After reading and re-reading the majority opinion by Roberts and the dissenting opinion by Scalia, it becomes painfully obvious to the reader that Roberts painfully reached the conclusion they did.  In effect, the majority substituted the express wording of the law with what they- the majority- believed Congress was trying to achieve.  Yet, a collection of lawyers, the Supreme Court ruled, should not be “penalized” for wording a law as they did.  Put another way, since when it is the role of the Supreme Court or any court to enter the minds of legislators and divine their intentions?

It is surprising that Scalia in his dissent did not call out Roberts by name, instead saying “the Supreme Court” when referring to “making the impossible possible” and “contrivance.”  He did reach back a few years and chided Roberts for transforming a mandate and penalty into a “tax” so that the larger constitutional question- the obvious violation of the Commerce Clause- could be avoided.  The majority opinion simply ignores the areas of the ACA which Scalia cites as evidence that “established by the State” means just that.  Instead, the majority reverts to their mind-reading of Congress circa 2009.
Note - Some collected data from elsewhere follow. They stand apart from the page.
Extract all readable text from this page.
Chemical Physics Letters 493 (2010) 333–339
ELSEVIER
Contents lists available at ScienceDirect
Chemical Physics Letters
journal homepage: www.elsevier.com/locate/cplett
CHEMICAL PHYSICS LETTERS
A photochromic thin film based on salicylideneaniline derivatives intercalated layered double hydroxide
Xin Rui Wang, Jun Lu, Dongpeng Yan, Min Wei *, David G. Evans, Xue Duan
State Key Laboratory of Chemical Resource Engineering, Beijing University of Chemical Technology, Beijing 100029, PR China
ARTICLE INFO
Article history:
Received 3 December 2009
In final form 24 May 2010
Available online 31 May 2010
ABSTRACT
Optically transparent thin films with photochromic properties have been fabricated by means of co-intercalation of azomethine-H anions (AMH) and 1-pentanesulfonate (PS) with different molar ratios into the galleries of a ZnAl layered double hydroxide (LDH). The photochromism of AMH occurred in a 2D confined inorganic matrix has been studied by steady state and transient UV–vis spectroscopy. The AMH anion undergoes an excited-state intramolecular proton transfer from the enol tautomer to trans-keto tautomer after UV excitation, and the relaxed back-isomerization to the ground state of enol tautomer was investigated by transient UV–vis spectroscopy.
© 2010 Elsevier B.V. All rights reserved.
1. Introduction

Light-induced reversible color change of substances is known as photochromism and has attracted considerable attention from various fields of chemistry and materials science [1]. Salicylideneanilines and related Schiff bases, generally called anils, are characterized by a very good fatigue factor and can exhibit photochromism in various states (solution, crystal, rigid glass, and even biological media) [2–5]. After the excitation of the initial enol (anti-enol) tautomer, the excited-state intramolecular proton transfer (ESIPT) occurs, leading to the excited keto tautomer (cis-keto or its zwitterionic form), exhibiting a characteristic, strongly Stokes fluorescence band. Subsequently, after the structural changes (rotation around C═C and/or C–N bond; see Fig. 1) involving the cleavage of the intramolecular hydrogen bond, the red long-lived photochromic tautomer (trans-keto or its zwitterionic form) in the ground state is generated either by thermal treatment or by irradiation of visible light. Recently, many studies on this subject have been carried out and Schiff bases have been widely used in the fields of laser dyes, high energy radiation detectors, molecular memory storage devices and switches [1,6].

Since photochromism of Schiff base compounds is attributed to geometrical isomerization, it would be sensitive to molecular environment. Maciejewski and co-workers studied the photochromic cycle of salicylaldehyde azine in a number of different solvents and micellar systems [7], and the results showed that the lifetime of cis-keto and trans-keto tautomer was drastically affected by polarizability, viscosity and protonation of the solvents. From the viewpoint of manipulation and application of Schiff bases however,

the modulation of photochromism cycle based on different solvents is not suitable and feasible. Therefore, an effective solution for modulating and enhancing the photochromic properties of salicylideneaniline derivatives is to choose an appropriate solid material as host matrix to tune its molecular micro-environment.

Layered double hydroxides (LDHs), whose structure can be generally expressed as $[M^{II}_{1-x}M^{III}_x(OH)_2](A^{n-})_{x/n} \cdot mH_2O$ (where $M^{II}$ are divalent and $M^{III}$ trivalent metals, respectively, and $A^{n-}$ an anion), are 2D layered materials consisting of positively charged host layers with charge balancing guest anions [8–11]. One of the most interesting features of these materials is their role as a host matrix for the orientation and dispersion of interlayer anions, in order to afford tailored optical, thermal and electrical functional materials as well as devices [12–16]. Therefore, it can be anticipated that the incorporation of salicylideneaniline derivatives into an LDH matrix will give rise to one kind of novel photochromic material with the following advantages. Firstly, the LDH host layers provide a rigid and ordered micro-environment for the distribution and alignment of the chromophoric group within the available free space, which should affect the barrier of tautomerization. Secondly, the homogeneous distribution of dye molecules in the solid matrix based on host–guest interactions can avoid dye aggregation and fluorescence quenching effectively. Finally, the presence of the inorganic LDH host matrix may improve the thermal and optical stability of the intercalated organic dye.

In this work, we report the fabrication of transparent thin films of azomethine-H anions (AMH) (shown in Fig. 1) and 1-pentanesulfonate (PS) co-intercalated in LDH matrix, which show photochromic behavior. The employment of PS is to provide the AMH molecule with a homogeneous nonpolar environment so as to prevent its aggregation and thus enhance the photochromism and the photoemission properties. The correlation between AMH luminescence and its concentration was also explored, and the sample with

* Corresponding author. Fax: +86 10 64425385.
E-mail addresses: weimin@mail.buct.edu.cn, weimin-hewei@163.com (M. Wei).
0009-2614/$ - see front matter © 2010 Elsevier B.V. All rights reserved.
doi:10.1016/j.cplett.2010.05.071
This was the best possible case to take down Obamacare as it would have rendered it unworkable.  Quite frankly, I am surprised Roberts did not mention the possibility that the petitioners did not have standing, thus allowing the lower court rulings to stand, thus leaving the subsidies and their interpretation for another day when people did have standing.  Taking the weeny way out would have been favorable over mind-reading and twisting the plain wording of the English language while ignoring that plain language in at least seven other areas in order to get the result one wanted.

There has been some commentary that the Roberts Court is drifting to the Left.  Today’s ruling and the other in the Texas housing case allowing disparate impact claims under the Fair Housing Act seems to confirm that theory.  And that is fine and dandy as long as you don’t twist the Constitution or the English language to reach that liberal conclusion.  Kennedy wrote the Texas case in a 5-4 decision and despite the wording and amendments to the original law and Kennedy’s “restrictions” on disparate impact claims, he too stretches interpretation of clear words to reach a desired conclusion.  This is not a victory for civil rights in housing in America- it is a victory for the civil rights legal litigation infrastructure.  Now every publicly subsidized housing project needs to take disparate impact into account lest they find themselves before a judge.  My guess is not much will get done because anything proposed will ultimately disparately impact someone.

There are five cases to go and the Court can redeem itself from its liberal tendencies this term with more conservative rulings in those cases.  I doubt it.  When it comes to the Judiciary if conservatism means anything, it is that the courts interpret the laws as written and remain true to the Constitution’s clear wording.  To those ends, conservative activism is no better than liberal activism.  Judicial activism is activism is activism, to paraphrase some poet.  That would be one thing to rail about, but John Roberts has unfortunately given us something else to rail about- rank stupid activism.